Zitiert wird, in diesem Fall, eine Lüge, um sie als Lüge bloßzustellen. In Artikeln und Büchern ist das in der Regel völlig unproblematisch. Hier dienen Zitate wie das erwähnte als Beleg im Kampf gegen die Leugnung des Holocaust. Man braucht sie, um die Argumentation nachvollziehbar und überzeugend zu gestalten und in möglichen juristischen Auseinandersetzungen bestehen zu können.

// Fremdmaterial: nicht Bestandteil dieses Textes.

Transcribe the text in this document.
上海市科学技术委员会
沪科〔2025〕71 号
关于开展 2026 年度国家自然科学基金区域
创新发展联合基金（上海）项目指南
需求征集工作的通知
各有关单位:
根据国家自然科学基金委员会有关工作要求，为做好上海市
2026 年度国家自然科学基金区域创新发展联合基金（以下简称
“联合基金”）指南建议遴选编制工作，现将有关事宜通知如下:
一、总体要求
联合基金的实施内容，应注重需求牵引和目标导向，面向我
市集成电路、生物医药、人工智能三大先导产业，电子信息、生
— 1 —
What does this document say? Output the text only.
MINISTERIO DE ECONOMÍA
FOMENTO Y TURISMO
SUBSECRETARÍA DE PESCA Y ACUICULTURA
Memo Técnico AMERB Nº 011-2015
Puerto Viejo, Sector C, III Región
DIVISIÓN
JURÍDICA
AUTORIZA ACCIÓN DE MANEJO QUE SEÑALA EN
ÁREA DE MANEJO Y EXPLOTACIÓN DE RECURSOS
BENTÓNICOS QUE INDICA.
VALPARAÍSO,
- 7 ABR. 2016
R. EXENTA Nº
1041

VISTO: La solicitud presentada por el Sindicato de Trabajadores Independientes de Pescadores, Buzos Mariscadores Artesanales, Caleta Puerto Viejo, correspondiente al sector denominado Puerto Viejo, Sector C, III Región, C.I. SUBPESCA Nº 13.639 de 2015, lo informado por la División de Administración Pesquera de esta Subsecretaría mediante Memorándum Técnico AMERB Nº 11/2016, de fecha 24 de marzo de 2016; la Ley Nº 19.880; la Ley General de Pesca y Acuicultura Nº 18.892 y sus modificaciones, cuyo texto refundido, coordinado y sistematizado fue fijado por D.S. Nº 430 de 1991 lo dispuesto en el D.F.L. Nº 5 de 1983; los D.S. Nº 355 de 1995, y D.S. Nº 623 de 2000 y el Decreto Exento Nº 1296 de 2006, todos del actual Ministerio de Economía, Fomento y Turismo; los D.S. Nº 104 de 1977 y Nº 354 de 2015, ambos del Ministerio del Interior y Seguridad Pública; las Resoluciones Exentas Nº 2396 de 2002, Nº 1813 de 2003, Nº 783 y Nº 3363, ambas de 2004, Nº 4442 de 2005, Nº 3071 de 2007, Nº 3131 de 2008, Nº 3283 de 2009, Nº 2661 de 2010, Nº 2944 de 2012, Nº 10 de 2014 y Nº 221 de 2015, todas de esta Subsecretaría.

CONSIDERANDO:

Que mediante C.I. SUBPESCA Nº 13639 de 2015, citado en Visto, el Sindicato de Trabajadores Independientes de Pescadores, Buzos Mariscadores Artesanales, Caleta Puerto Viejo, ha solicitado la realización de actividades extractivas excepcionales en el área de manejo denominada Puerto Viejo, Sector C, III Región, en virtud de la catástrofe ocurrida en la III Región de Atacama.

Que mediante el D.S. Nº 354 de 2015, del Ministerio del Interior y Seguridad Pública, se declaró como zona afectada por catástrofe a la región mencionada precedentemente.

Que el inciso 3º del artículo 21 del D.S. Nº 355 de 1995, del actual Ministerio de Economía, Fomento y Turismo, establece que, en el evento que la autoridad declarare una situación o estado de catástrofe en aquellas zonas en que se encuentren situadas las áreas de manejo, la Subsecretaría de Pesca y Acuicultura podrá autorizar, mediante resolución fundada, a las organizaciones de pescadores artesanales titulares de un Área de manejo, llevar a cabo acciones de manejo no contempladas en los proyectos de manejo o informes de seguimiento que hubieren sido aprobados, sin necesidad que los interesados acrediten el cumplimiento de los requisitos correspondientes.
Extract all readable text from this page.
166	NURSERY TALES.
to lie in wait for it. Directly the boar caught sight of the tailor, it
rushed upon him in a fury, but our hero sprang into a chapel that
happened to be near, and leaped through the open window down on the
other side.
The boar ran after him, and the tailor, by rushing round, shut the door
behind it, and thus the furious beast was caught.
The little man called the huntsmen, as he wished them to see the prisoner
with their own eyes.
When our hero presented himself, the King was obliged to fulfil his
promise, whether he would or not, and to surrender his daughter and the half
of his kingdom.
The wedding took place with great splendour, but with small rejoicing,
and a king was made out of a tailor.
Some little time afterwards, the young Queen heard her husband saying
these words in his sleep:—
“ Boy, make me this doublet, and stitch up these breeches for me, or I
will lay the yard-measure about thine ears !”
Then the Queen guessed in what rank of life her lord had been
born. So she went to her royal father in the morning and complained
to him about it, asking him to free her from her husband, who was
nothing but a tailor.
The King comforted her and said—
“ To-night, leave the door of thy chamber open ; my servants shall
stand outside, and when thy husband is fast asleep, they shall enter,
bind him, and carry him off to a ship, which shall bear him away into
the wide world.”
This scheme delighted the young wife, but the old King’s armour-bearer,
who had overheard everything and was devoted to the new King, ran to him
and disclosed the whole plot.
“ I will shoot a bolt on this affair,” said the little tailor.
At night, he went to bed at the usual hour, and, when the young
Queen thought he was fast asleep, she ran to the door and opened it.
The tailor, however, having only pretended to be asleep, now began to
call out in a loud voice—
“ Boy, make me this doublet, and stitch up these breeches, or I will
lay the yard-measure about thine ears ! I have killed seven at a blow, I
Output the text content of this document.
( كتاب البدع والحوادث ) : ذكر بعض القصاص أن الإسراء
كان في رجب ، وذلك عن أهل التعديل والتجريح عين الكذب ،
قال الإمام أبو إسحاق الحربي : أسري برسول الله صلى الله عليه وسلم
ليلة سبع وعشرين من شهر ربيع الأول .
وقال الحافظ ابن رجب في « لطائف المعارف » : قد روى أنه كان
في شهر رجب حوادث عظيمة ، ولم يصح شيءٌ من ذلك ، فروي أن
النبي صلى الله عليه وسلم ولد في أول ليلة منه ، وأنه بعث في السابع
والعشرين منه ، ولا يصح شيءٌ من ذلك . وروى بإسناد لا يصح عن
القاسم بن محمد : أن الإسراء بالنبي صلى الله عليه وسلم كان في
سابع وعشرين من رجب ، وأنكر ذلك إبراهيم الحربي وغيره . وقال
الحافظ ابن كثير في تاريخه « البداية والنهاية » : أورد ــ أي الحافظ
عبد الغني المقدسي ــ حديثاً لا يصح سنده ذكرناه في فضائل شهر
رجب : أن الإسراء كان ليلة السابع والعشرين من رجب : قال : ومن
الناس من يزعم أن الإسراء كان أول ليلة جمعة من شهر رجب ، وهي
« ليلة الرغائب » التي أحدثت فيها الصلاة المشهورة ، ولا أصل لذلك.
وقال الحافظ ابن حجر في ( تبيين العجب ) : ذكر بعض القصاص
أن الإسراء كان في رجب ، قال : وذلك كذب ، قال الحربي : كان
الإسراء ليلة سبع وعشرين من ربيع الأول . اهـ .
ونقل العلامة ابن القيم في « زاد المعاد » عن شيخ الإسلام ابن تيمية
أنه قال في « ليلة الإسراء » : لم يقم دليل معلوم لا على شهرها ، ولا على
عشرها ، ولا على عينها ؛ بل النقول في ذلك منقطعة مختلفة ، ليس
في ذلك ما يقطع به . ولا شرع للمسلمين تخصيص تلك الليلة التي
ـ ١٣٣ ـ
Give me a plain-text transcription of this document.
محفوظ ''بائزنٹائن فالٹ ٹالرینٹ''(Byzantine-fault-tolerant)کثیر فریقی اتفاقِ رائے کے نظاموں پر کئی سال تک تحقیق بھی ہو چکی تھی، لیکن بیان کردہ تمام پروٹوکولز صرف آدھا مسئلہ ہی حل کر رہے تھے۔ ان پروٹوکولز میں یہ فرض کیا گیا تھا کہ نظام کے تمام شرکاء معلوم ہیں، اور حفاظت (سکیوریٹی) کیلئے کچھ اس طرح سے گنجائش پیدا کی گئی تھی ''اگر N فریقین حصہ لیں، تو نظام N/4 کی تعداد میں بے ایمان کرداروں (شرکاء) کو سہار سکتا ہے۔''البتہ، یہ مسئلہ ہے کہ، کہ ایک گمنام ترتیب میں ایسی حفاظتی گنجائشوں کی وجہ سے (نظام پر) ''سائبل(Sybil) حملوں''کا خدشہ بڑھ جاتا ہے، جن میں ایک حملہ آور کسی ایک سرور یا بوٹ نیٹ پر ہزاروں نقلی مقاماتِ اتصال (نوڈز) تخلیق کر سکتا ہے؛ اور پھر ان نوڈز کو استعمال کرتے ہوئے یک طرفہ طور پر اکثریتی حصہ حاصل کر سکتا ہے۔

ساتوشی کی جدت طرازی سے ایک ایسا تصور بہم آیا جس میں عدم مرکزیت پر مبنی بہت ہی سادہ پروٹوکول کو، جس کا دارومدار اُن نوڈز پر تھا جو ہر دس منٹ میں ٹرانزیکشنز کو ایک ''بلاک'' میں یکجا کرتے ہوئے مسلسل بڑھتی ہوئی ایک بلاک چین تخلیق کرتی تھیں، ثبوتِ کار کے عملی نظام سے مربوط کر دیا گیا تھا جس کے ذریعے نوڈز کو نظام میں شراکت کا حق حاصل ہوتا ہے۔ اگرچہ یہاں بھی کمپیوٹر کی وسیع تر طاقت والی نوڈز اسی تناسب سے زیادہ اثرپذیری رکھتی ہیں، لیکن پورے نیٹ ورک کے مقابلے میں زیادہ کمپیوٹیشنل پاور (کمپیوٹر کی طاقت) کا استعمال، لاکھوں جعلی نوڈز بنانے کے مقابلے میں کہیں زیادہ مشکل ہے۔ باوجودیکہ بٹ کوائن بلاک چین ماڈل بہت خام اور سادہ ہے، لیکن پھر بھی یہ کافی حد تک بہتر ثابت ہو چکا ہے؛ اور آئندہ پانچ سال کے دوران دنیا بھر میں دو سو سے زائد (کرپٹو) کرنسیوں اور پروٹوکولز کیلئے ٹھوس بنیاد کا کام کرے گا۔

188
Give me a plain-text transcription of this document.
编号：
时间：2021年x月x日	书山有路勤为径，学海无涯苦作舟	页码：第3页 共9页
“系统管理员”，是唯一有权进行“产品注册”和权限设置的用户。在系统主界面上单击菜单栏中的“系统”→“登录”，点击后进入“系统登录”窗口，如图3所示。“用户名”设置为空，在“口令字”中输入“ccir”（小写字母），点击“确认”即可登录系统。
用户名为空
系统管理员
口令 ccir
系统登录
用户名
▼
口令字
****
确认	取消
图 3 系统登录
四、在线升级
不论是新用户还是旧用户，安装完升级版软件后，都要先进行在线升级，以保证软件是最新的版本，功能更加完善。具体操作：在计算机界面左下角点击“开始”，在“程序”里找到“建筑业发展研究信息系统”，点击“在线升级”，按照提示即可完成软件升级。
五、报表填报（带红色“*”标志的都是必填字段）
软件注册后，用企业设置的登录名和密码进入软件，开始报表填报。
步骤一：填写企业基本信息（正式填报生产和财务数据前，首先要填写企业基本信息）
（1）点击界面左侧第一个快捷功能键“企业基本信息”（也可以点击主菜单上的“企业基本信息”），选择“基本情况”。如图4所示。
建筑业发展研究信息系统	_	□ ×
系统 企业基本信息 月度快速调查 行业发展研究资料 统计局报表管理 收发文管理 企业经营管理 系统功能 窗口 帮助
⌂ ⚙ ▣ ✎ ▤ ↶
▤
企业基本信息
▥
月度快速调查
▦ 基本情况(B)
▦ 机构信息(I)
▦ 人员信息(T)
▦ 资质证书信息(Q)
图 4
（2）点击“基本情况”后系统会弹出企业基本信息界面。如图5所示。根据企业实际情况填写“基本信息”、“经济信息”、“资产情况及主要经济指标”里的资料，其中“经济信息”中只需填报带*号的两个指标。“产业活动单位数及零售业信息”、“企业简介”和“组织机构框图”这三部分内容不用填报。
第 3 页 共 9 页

»'den holocaust hat es nie gegeben'« ist nun, in Kleinschrift und großen Lettern, der Slogan auf einem Plakat, mit dem der Förderkreis um die Journalistin Lea Rosh zu Spenden für den Bau des Holocaust-Mahnmals aufruft. Auch auf dem Plakat steht die Aussage in Anführungszeichen, die darum hier verdoppelt werden mussten. Sie machen deutlich, dass - um eine begriffliche Unterscheidung zwischen use und mention aus der Theorie der speech acts (John A. Searle) zu benutzen - das Plakat die Aussage nicht gebraucht, sondern nur erwähnt.

Der Förderkreis zitiert auf dem Plakat die Aussage. Er macht sie sich nicht zu Eigen. Und in kleiner Schrift wird angefügt: »Es gibt immer noch viele, die das behaupten. In 20 Jahren könnten es noch mehr sein. Spenden Sie deshalb für das Denkmal für die ermordeten Juden Europas.« Deshalb dürften die bei der Staatsanwaltschaft eingegangenen Strafanzeigen, so verständlich die Motive der Antragsteller auch sind, juristisch ins Leere laufen.

Ist die Aufregung um das Plakat also nur viel Lärm um nichts? Die Stiftung für das Holocaust-Mahnmal jedenfalls ging auf Distanz zur Kampagne des Förderkreises. Salomon Korn, Mitglied des Stiftungskuratoriums, warf Lea Rosh »Holzhammermethoden« vor. Rosh allerdings sieht keinen Anlass zum Rückzug. Gemäß der Devise, dass Klappern zum Handwerk gehört, beharrt sie auf der Plakataktion. Dass diese nun nicht, wie geplant, noch über Mitte August hinaus verlängert werden soll, ist kaum als Entgegenkommen zu werten. 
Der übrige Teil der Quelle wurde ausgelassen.